As long as it's PH is adjusted correctly and you add back in the the calcium and magnesium you should be fine.
 
Peppersmints

Peppersmints

Supporter
Im not using the same nutrients line, whoever, a meter for tds/ppm is required to figure if its a lockdown or a defiency. You can mesure the water going back out into the reservoir if needed, you will know if its higher in ppm then what goes in...you probably have a lockdown. I am personnaly using tap water instead of RO but, some city use chlorine that could be harmfull, just let it air out if you city using it. Also avoid any salt water filtration system... In the case of a lockdown, you want ppm as much as possible on the low ( same between schedule nutrients change, and same at the end flush for the last fews days. Depending on the medium using, the PH could also cause a lockdown if not in the right range ( 6.2 ph for VEG , and 5.8 ph for Flower seem ideal and basic knowledge to remind of ! ) Dont expect your plant to take back from a defiency if your using RO water for 2 days...tap water should help in this case.
 
GREENSOURCE

GREENSOURCE

I have a Rainsoft water softener that my Rainsoft RO system gets the water from. Do you think the the water could still harmful because it came from the water softener even though its going through the RO system?
No
 
davecw

davecw

I got a tds/ec meter. Water out of my RO is ppm 120 so I'm guessing I need to replace the filters. I flushed for a few days and backed off the nutes. Ppm is now at 320 after adding 5 ml calmag, 2.4 ml macro, gro, and bloom to 3 gallons. I also ph'd water to 5.8 before adding nutes this time as I read that adding pH down to nute water could cause a lockout. Ph didn't change after adding nutes.
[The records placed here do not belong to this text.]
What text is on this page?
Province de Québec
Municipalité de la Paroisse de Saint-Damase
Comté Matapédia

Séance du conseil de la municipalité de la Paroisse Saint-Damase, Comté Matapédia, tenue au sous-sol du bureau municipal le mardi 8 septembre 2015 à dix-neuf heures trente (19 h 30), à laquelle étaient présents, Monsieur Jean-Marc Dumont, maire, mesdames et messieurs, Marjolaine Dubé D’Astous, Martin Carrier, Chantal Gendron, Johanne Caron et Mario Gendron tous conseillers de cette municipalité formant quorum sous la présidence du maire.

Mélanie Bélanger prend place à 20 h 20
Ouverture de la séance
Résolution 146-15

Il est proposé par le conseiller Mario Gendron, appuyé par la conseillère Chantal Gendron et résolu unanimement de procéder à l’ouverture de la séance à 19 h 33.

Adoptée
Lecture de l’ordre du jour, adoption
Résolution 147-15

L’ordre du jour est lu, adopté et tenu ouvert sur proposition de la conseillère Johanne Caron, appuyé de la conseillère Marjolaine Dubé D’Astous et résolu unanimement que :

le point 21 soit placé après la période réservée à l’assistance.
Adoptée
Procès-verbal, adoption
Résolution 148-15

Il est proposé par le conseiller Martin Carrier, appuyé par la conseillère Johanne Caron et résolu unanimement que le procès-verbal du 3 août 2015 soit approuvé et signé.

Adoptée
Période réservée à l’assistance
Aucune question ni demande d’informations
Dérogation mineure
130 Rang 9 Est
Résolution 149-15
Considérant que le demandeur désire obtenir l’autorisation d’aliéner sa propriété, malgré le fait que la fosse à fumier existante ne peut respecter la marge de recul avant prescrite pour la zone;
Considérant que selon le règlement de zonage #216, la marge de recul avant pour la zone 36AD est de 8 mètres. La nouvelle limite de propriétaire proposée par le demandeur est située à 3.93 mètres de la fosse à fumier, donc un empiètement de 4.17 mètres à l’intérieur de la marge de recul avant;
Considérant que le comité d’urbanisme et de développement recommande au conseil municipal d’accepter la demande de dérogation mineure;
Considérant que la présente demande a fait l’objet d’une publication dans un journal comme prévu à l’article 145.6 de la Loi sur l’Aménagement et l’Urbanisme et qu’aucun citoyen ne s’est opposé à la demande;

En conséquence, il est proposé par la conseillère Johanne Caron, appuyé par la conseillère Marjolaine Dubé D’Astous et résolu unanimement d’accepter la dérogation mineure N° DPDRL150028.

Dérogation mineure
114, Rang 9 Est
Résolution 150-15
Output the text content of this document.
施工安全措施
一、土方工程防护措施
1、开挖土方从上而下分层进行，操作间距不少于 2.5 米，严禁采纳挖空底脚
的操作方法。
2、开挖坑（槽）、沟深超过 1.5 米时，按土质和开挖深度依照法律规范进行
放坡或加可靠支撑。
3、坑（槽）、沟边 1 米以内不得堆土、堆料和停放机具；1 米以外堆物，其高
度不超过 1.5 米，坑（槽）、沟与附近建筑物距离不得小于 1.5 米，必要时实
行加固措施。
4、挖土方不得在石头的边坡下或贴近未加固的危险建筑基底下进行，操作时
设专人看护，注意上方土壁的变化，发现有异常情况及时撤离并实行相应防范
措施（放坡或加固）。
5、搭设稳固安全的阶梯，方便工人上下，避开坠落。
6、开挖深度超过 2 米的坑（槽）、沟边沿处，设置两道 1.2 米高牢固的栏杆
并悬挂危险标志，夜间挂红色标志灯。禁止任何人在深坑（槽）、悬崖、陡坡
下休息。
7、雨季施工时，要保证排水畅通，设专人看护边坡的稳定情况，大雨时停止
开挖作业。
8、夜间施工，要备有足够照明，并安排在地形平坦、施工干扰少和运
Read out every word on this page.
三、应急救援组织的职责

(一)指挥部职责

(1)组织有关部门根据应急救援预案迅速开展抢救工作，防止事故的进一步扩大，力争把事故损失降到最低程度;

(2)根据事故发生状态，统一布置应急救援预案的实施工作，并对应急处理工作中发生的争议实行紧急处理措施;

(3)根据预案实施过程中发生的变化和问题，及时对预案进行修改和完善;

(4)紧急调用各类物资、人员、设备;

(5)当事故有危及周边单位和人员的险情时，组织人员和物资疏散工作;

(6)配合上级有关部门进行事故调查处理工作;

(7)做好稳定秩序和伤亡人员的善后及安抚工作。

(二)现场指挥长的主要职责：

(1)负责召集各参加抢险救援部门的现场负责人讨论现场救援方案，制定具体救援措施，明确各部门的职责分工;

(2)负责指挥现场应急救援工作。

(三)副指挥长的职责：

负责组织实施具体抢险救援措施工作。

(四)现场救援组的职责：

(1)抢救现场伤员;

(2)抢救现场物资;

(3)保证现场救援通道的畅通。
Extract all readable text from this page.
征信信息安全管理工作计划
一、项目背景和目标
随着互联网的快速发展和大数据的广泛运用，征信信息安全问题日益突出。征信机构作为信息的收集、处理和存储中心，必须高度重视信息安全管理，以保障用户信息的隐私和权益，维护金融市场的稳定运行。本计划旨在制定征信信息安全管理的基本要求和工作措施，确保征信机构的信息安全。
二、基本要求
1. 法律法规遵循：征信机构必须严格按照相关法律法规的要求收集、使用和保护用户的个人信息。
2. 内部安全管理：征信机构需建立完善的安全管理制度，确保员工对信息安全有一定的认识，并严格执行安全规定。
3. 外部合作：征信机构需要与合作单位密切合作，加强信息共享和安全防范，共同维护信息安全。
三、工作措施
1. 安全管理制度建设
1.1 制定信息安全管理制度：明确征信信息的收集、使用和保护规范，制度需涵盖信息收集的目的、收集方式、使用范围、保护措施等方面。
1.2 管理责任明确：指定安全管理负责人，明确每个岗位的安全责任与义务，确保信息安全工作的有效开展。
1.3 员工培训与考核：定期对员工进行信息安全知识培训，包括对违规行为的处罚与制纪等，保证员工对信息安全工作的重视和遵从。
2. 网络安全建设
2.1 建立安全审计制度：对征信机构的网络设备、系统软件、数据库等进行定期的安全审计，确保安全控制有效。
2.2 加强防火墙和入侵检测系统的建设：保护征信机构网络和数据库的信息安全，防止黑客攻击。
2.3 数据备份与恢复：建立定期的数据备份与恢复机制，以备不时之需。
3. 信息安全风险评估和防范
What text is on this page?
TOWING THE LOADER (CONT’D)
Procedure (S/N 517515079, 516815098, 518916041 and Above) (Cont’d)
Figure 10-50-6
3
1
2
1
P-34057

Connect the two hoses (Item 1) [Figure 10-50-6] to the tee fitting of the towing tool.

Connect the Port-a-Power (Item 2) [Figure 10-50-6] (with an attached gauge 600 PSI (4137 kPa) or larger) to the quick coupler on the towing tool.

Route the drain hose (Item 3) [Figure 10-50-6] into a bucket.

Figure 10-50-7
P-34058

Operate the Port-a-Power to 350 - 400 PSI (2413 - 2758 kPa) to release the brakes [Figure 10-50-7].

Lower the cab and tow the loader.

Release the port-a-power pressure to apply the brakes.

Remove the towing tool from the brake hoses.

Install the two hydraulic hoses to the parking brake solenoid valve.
If the signs of deficiency don't show again I'll keep same ppm for a couple more weeks before raising it again.
 
Peppersmints

Peppersmints

Supporter
make sure you calibrate the tds meter upon first use, and mind the water temperature as it can change the ph result by a bit !
5.8 is a reference at a certain temperature for the probe or meter you are using, and you mention that water feel cool

I dont use dwc personnaly, you may look at my current grow journal, im around 1300ppm right now, but I usually stay around 1100. My reservoir temperature stay around 64f-68f night-day, Day 45 flower now ! If you want to share more photo of the plants overall so we can see if the rest is healthy, but your overall setup, is your bucket directly on the ground, in a basement?